Within six months, the Bangaluru-based company was profitable, and by the end of 2009, Flipkart had sold 40 million worth of books. Flipkart received a $1 million investment from Accel Partners, a well-known investment firm, in 2009. The company had over 150 workers and three offices across India by the end of 2009.
Tiger Global joined as a new partnership in 2010, with the first investment of US$ 10 million.
Flipkart was able to take the next step now that it had established itself as India’s preferred marketplace for book enthusiasts. Flipkart was able to enter the electronics industry due to the new partners and increased investment. As a result, they began selling mobile phones in 2010.
Flipkart had still established enough influence among its clients to earn that level of trust. The founders were pushed to think in new ways as a result of this challenge. And that they were prepared to come up with a brilliant solution to implement Cash on Delivery. Flipkart was one of the first E-commerce companies to offer customers the option of paying with cash on delivery. The founders were utterly focused on establishing trust among Indian consumers. They doubled down on their goal by implementing a no-questions-asked return policy, followed by a replacement policy.
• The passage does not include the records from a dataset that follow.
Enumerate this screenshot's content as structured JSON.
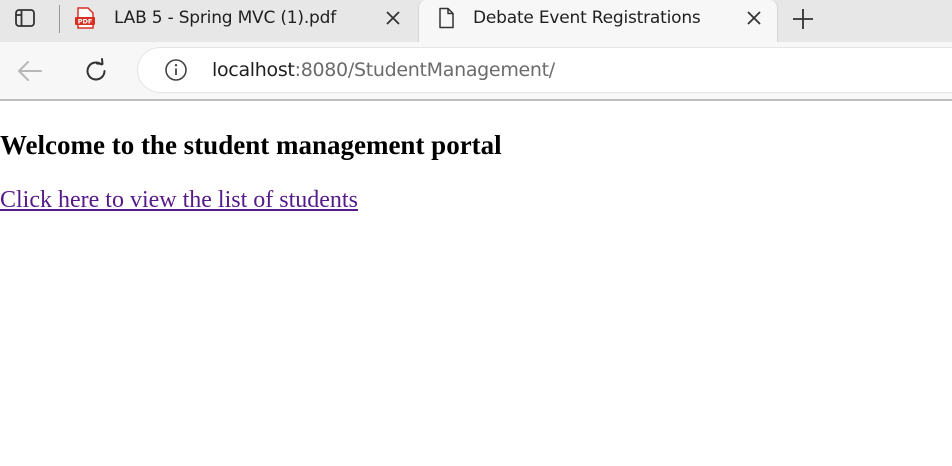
{
  "browser": {
    "tabs": [
      {
        "title": "LAB 5 - Spring MVC (1).pdf",
        "favicon": "pdf-icon",
        "favicon_text": "PDF",
        "active": false
      },
      {
        "title": "Debate Event Registrations",
        "favicon": "document-icon",
        "active": true
      }
    ],
    "address": {
      "host": "localhost",
      "path": ":8080/StudentManagement/"
    }
  },
  "page": {
    "heading": "Welcome to the student management portal",
    "link_text": "Click here to view the list of students"
  },
  "colors": {
    "tabstrip_bg": "#e7e7e7",
    "toolbar_bg": "#f7f7f7",
    "visited_link": "#551a8b",
    "pdf_red": "#d93025"
  }
}
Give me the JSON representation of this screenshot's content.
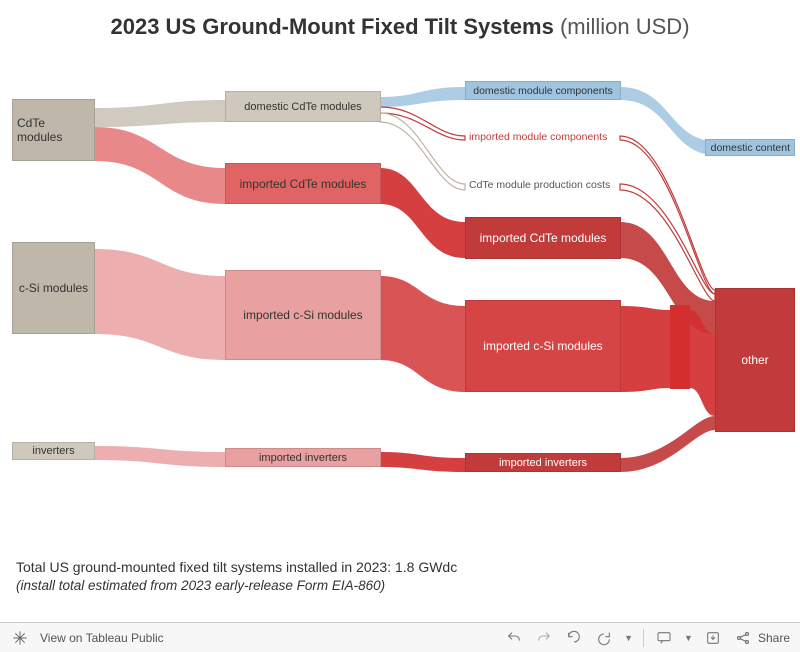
{
  "title_main": "2023 US Ground-Mount Fixed Tilt Systems",
  "title_unit": "(million USD)",
  "caption_line1": "Total US ground-mounted fixed tilt systems installed in 2023: 1.8 GWdc",
  "caption_line2": "(install total estimated from 2023 early-release Form EIA-860)",
  "toolbar": {
    "view_label": "View on Tableau Public",
    "share_label": "Share"
  },
  "nodes": {
    "cdte": "CdTe modules",
    "csi": "c-Si modules",
    "inverters": "inverters",
    "dom_cdte": "domestic CdTe modules",
    "imp_cdte": "imported CdTe modules",
    "imp_csi": "imported c-Si modules",
    "imp_inv": "imported inverters",
    "dom_comp": "domestic module components",
    "imp_comp": "imported module components",
    "cdte_cost": "CdTe module production costs",
    "imp_cdte2": "imported CdTe modules",
    "imp_csi2": "imported c-Si modules",
    "imp_inv2": "imported inverters",
    "dom_content": "domestic content",
    "other": "other"
  },
  "chart_data": {
    "type": "sankey",
    "title": "2023 US Ground-Mount Fixed Tilt Systems (million USD)",
    "unit": "million USD",
    "levels": 5,
    "nodes": [
      {
        "id": "cdte",
        "level": 0,
        "label": "CdTe modules",
        "value": 60
      },
      {
        "id": "csi",
        "level": 0,
        "label": "c-Si modules",
        "value": 95
      },
      {
        "id": "inverters",
        "level": 0,
        "label": "inverters",
        "value": 15
      },
      {
        "id": "dom_cdte",
        "level": 1,
        "label": "domestic CdTe modules",
        "value": 26
      },
      {
        "id": "imp_cdte",
        "level": 1,
        "label": "imported CdTe modules",
        "value": 34
      },
      {
        "id": "imp_csi",
        "level": 1,
        "label": "imported c-Si modules",
        "value": 95
      },
      {
        "id": "imp_inv",
        "level": 1,
        "label": "imported inverters",
        "value": 15
      },
      {
        "id": "dom_comp",
        "level": 2,
        "label": "domestic module components",
        "value": 13
      },
      {
        "id": "imp_comp",
        "level": 2,
        "label": "imported module components",
        "value": 5
      },
      {
        "id": "cdte_cost",
        "level": 2,
        "label": "CdTe module production costs",
        "value": 8
      },
      {
        "id": "imp_cdte2",
        "level": 2,
        "label": "imported CdTe modules",
        "value": 34
      },
      {
        "id": "imp_csi2",
        "level": 2,
        "label": "imported c-Si modules",
        "value": 95
      },
      {
        "id": "imp_inv2",
        "level": 2,
        "label": "imported inverters",
        "value": 15
      },
      {
        "id": "dom_content",
        "level": 4,
        "label": "domestic content",
        "value": 13
      },
      {
        "id": "other",
        "level": 4,
        "label": "other",
        "value": 157
      }
    ],
    "links": [
      {
        "source": "cdte",
        "target": "dom_cdte",
        "value": 26,
        "color": "#bba"
      },
      {
        "source": "cdte",
        "target": "imp_cdte",
        "value": 34,
        "color": "#e57373"
      },
      {
        "source": "csi",
        "target": "imp_csi",
        "value": 95,
        "color": "#e57373"
      },
      {
        "source": "inverters",
        "target": "imp_inv",
        "value": 15,
        "color": "#e57373"
      },
      {
        "source": "dom_cdte",
        "target": "dom_comp",
        "value": 13,
        "color": "#8fb8d8"
      },
      {
        "source": "dom_cdte",
        "target": "imp_comp",
        "value": 5,
        "color": "#d32f2f"
      },
      {
        "source": "dom_cdte",
        "target": "cdte_cost",
        "value": 8,
        "color": "#bba"
      },
      {
        "source": "imp_cdte",
        "target": "imp_cdte2",
        "value": 34,
        "color": "#d32f2f"
      },
      {
        "source": "imp_csi",
        "target": "imp_csi2",
        "value": 95,
        "color": "#d32f2f"
      },
      {
        "source": "imp_inv",
        "target": "imp_inv2",
        "value": 15,
        "color": "#d32f2f"
      },
      {
        "source": "dom_comp",
        "target": "dom_content",
        "value": 13,
        "color": "#8fb8d8"
      },
      {
        "source": "imp_comp",
        "target": "other",
        "value": 5,
        "color": "#d32f2f"
      },
      {
        "source": "cdte_cost",
        "target": "other",
        "value": 8,
        "color": "#d32f2f"
      },
      {
        "source": "imp_cdte2",
        "target": "other",
        "value": 34,
        "color": "#d32f2f"
      },
      {
        "source": "imp_csi2",
        "target": "other",
        "value": 95,
        "color": "#d32f2f"
      },
      {
        "source": "imp_inv2",
        "target": "other",
        "value": 15,
        "color": "#d32f2f"
      }
    ]
  }
}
They were willing to put client happiness ahead of growth.
Sachin served as the CEO of Flipkart for nine years. Binny Bansal took over the position of CEO in 2016, with Sachin becoming executive chairman. And in 2017, Kalyan Krishnamurthy, a former executive of Flipkart investor Tiger Global, was named CEO of Flipkart.
In 2014, Flipkart paid $300 million for online garment store Myntra, and in 2016, it paid $70 million for another fashion retailer, Jabong. In 2016, it acquired the payment startup PhonePe. eBay agreed to invest $500 million in Flipkart in exchange for an equity share and sell its eBay.in the company to Flipkart in 2017. Walmart purchased a 77 per cent share in Flipkart for $ 16 billion in 2018.
In 2016, Flipkart surpassed the 100 million customer mark, and Sachin and Binny were named to TIME magazine’s 100 most influential people list.
Seattle poses the greatest challenge to Flipkart with its e-commerce major, Amazon. Over $6.5 billion has been invested in the South Asian market by the American e-commerce company. Despite heated competition from archrival Amazon, the corporation has remained successful despite numerous fundamental leadership changes in recent years. Walmart’s $16 billion investment has proven to be a watershed moment, even if it resulted in co-founder Sachin Bansal’s departure. The Big Billion Days are outperforming their competition in terms of revenue.
Looking at India’s indigenous e-commerce company Flipkart’s journey, it’s evident that it never lost faith in its investors and customers. A success story like this doesn’t come too often. Flipkart has a lot of potential for continued growth and will be remembered for many years to come. Moreover, their success is a source of encouragement for young Indian entrepreneurs.